Tschechiens Premierminister Andrej Babiš ist es gewohnt, die Zügel fest in der Hand zu halten. Mit seiner Holding Agrofert hat der gebürtige Slowake einst ein Milliardenimperium aufgebaut, und auch sein Einstieg in die Politik war ein durchschlagender Erfolg: Bei der Parlamentswahl 2013 schaffte er mit seiner erst zwei Jahre alten Bewegung Ano – auf Tschechisch heißt das Ja und ist gleichzeitig die Abkürzung für Aktion unzufriedener Bürger – auf Anhieb Platz zwei und den Sprung in eine Koalitionsregierung mit Sozial- und Christdemokraten. Babiš selbst, dessen Vermögen die Zeitschrift Forbes auf 4,6 Milliarden Dollar schätzt und der damit als zweitreichster Tscheche gilt, wurde Finanzminister.

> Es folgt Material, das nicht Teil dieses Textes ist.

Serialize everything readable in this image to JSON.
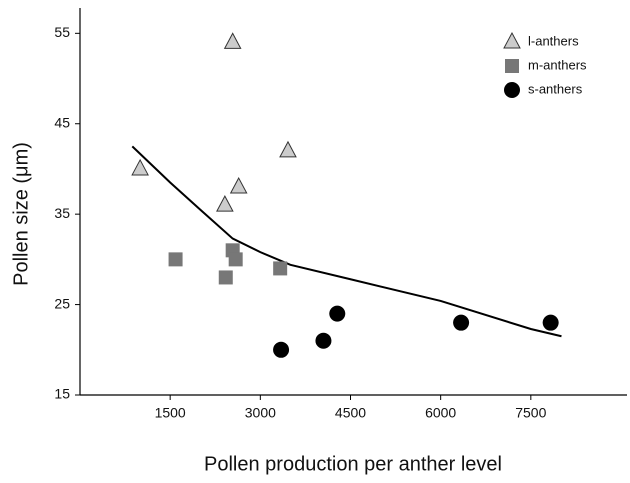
{
  "chart_data": {
    "type": "scatter",
    "xlabel": "Pollen production per anther level",
    "ylabel": "Pollen size (μm)",
    "xlim": [
      0,
      9100
    ],
    "ylim": [
      15,
      57.8
    ],
    "xticks": [
      1500,
      3000,
      4500,
      6000,
      7500
    ],
    "yticks": [
      15,
      25,
      35,
      45,
      55
    ],
    "legend": "upper right",
    "series": [
      {
        "name": "l-anthers",
        "marker": "triangle",
        "color": "#cccccc",
        "x": [
          1000,
          2540,
          3460,
          2640,
          2410
        ],
        "values": [
          40,
          54,
          42,
          38,
          36
        ]
      },
      {
        "name": "m-anthers",
        "marker": "square",
        "color": "#777777",
        "x": [
          1590,
          2425,
          2540,
          2590,
          3330
        ],
        "values": [
          30,
          28,
          31,
          30,
          29
        ]
      },
      {
        "name": "s-anthers",
        "marker": "circle",
        "color": "#000000",
        "x": [
          3345,
          4050,
          4280,
          6340,
          7830
        ],
        "values": [
          20,
          21,
          24,
          23,
          23
        ]
      }
    ],
    "trendline": {
      "color": "#000000",
      "x": [
        870,
        1500,
        2000,
        2540,
        3000,
        3500,
        4500,
        6000,
        7500,
        8010
      ],
      "values": [
        42.5,
        38.5,
        35.5,
        32.3,
        30.8,
        29.4,
        27.8,
        25.4,
        22.3,
        21.5
      ]
    }
  }
}
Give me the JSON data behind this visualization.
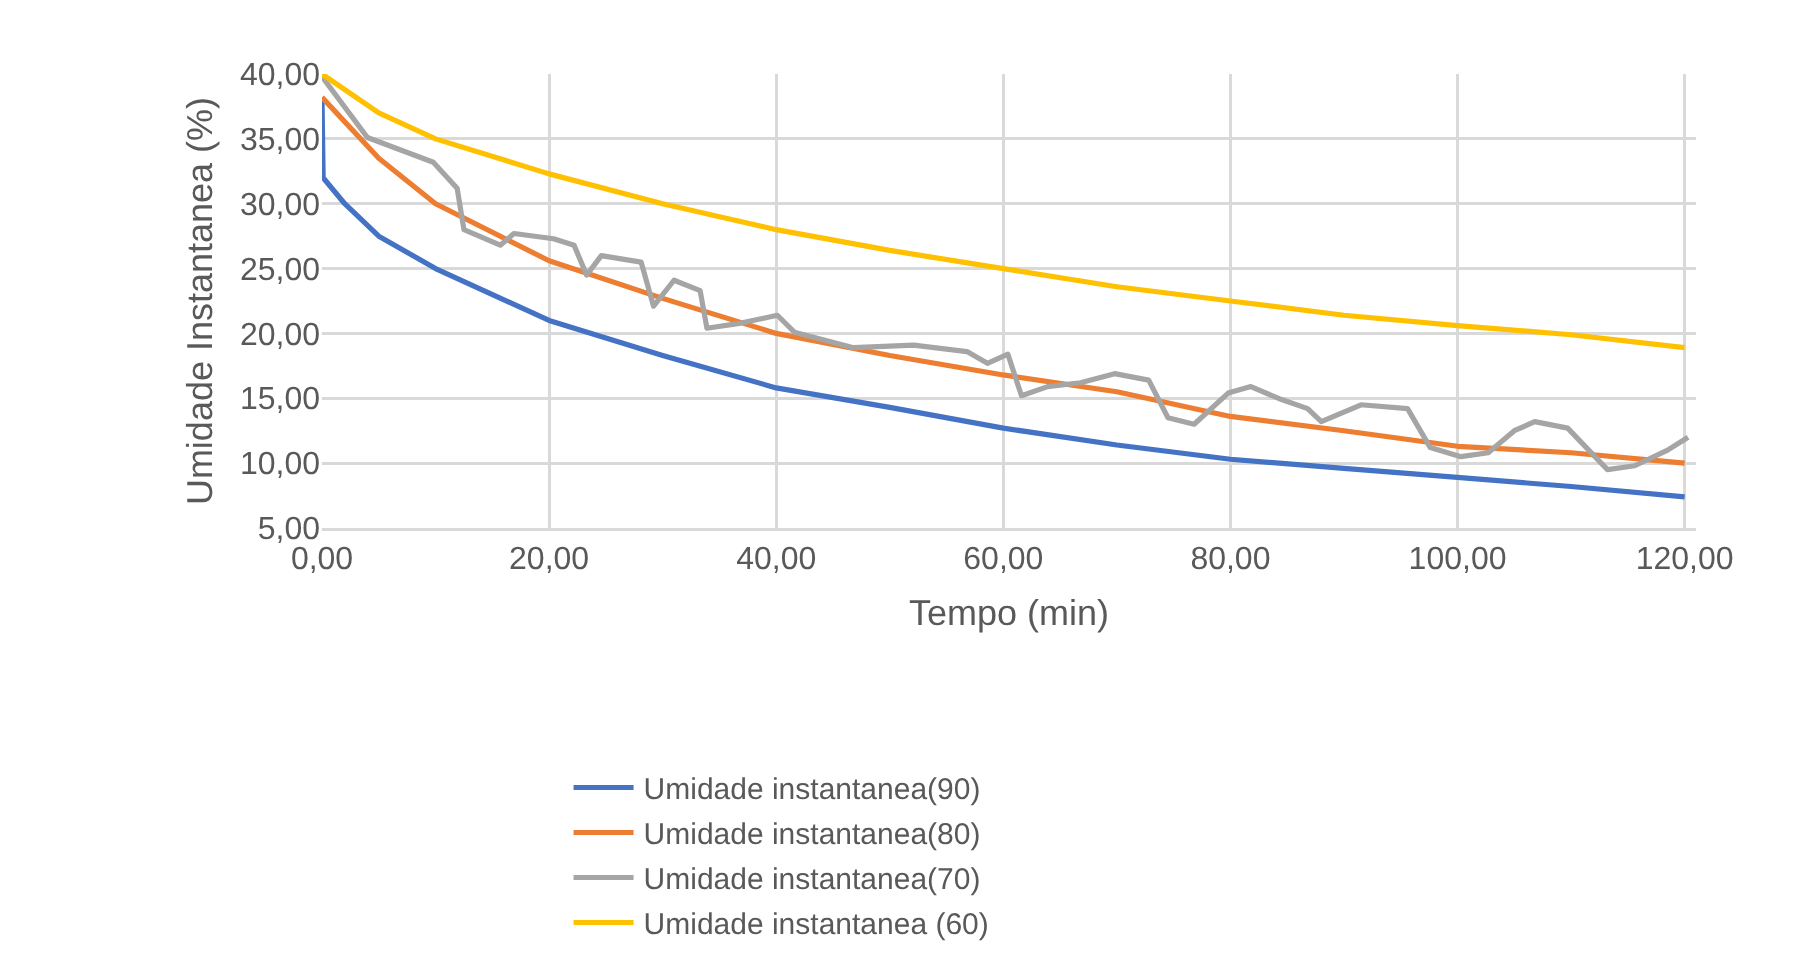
{
  "chart_data": {
    "type": "line",
    "xlabel": "Tempo (min)",
    "ylabel": "Umidade Instantanea (%)",
    "xlim": [
      0,
      121
    ],
    "xticks": [
      {
        "value": 0,
        "label": "0,00"
      },
      {
        "value": 20,
        "label": "20,00"
      },
      {
        "value": 40,
        "label": "40,00"
      },
      {
        "value": 60,
        "label": "60,00"
      },
      {
        "value": 80,
        "label": "80,00"
      },
      {
        "value": 100,
        "label": "100,00"
      },
      {
        "value": 120,
        "label": "120,00"
      }
    ],
    "ylim": [
      5,
      40
    ],
    "yticks": [
      {
        "value": 5,
        "label": "5,00"
      },
      {
        "value": 10,
        "label": "10,00"
      },
      {
        "value": 15,
        "label": "15,00"
      },
      {
        "value": 20,
        "label": "20,00"
      },
      {
        "value": 25,
        "label": "25,00"
      },
      {
        "value": 30,
        "label": "30,00"
      },
      {
        "value": 35,
        "label": "35,00"
      },
      {
        "value": 40,
        "label": "40,00"
      }
    ],
    "grid": true,
    "legend": "bottom",
    "marker": "none",
    "line_style": "solid",
    "series": [
      {
        "name": "Umidade instantanea(90)",
        "color": "#4472c4",
        "x": [
          0,
          0.1,
          2,
          5,
          10,
          20,
          30,
          40,
          50,
          60,
          70,
          80,
          90,
          100,
          110,
          120
        ],
        "values": [
          38,
          32,
          30,
          27.5,
          25,
          21,
          18.3,
          15.8,
          14.3,
          12.7,
          11.4,
          10.3,
          9.6,
          8.9,
          8.2,
          7.4
        ]
      },
      {
        "name": "Umidade instantanea(80)",
        "color": "#ed7d31",
        "x": [
          0,
          5,
          10,
          20,
          30,
          40,
          50,
          60,
          70,
          80,
          90,
          100,
          110,
          120
        ],
        "values": [
          38.2,
          33.5,
          30,
          25.6,
          22.7,
          20,
          18.3,
          16.8,
          15.5,
          13.6,
          12.5,
          11.3,
          10.8,
          10
        ]
      },
      {
        "name": "Umidade instantanea(70)",
        "color": "#a5a5a5",
        "x": [
          0,
          4,
          9.8,
          11.9,
          12.5,
          15.7,
          16.9,
          20.4,
          22.2,
          23.3,
          24.6,
          28.1,
          29.2,
          31,
          33.3,
          33.9,
          36.9,
          40.1,
          41.6,
          46.8,
          52.1,
          56.8,
          58.6,
          60.4,
          61.6,
          63.9,
          66.8,
          69.8,
          72.8,
          74.5,
          76.8,
          79.8,
          81.8,
          84.5,
          86.8,
          88,
          91.5,
          95.6,
          97.6,
          100.3,
          102.7,
          105,
          106.8,
          109.7,
          112.1,
          113.2,
          115.6,
          118.5,
          120.3
        ],
        "values": [
          39.8,
          35.1,
          33.2,
          31.2,
          28,
          26.8,
          27.7,
          27.3,
          26.8,
          24.5,
          26,
          25.5,
          22.1,
          24.1,
          23.3,
          20.4,
          20.8,
          21.4,
          20.1,
          18.9,
          19.1,
          18.6,
          17.7,
          18.4,
          15.2,
          15.9,
          16.2,
          16.9,
          16.4,
          13.5,
          13,
          15.4,
          15.9,
          14.9,
          14.2,
          13.2,
          14.5,
          14.2,
          11.2,
          10.5,
          10.8,
          12.5,
          13.2,
          12.7,
          10.5,
          9.5,
          9.8,
          11,
          12
        ]
      },
      {
        "name": "Umidade instantanea (60)",
        "color": "#ffc000",
        "x": [
          0,
          5,
          10,
          20,
          30,
          40,
          50,
          60,
          70,
          80,
          90,
          100,
          110,
          120
        ],
        "values": [
          40,
          37,
          35,
          32.3,
          30,
          28,
          26.4,
          25,
          23.6,
          22.5,
          21.4,
          20.6,
          19.9,
          18.9
        ]
      }
    ]
  }
}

Nur vier Jahre später, im Oktober 2017, war Ano ganz oben angekommen. Mit knapp 30 Prozent der Stimmen – fast dreimal so viele wie die zweitplatzierten Bürgerdemokraten (ODS) – landete die Partei einen fulminanten Erfolg. Die guten Wachstumsraten und die niedrigste Arbeitslosigkeit in der EU hatten die Wähler offenbar ausschließlich Babiš gutgeschrieben. Dass der damalige sozialdemokratische Premier Bohuslav Sobotka diesen kurz vor der Wahl abberufen hatte, schadete lediglich Sobotka selbst: Die Sozialdemokraten (ČSSD) stürzten auf sieben Prozent ab – und das, obwohl Sobotka für seinen Schritt durchaus seine Gründe hatte.

Unschuldsvermutung

Gegen Babiš nämlich ermittelt die Polizei wegen des Verdachts des EU-Subventionsbetrugs. Dabei geht es um das mittelböhmische Freizeitareal Čapí hnízdo (Storchennest). Babiš soll dieses vorübergehend aus seiner Holding ausgegliedert haben, um dafür Förderungen zu kassieren, die eigentlich für Klein- und Mittelbetriebe bestimmt sind. Viele Tschechen aber folgen Babiš, wenn er von einer politisch konstruierten Causa spricht und sich auf die Unschuldsvermutung beruft. Oder sie nehmen die Angelegenheit als Kavaliersdelikt wahr. Die Summe, um die es geht, beträgt zudem weniger als zwei Millionen Euro. Für Babiš, so eine weitverbreitete und jüngst auch von Staatspräsident Miloš Zeman vertretene These, seien das Peanuts. Soll heißen: Er hätte diesen Betrug nicht nötig.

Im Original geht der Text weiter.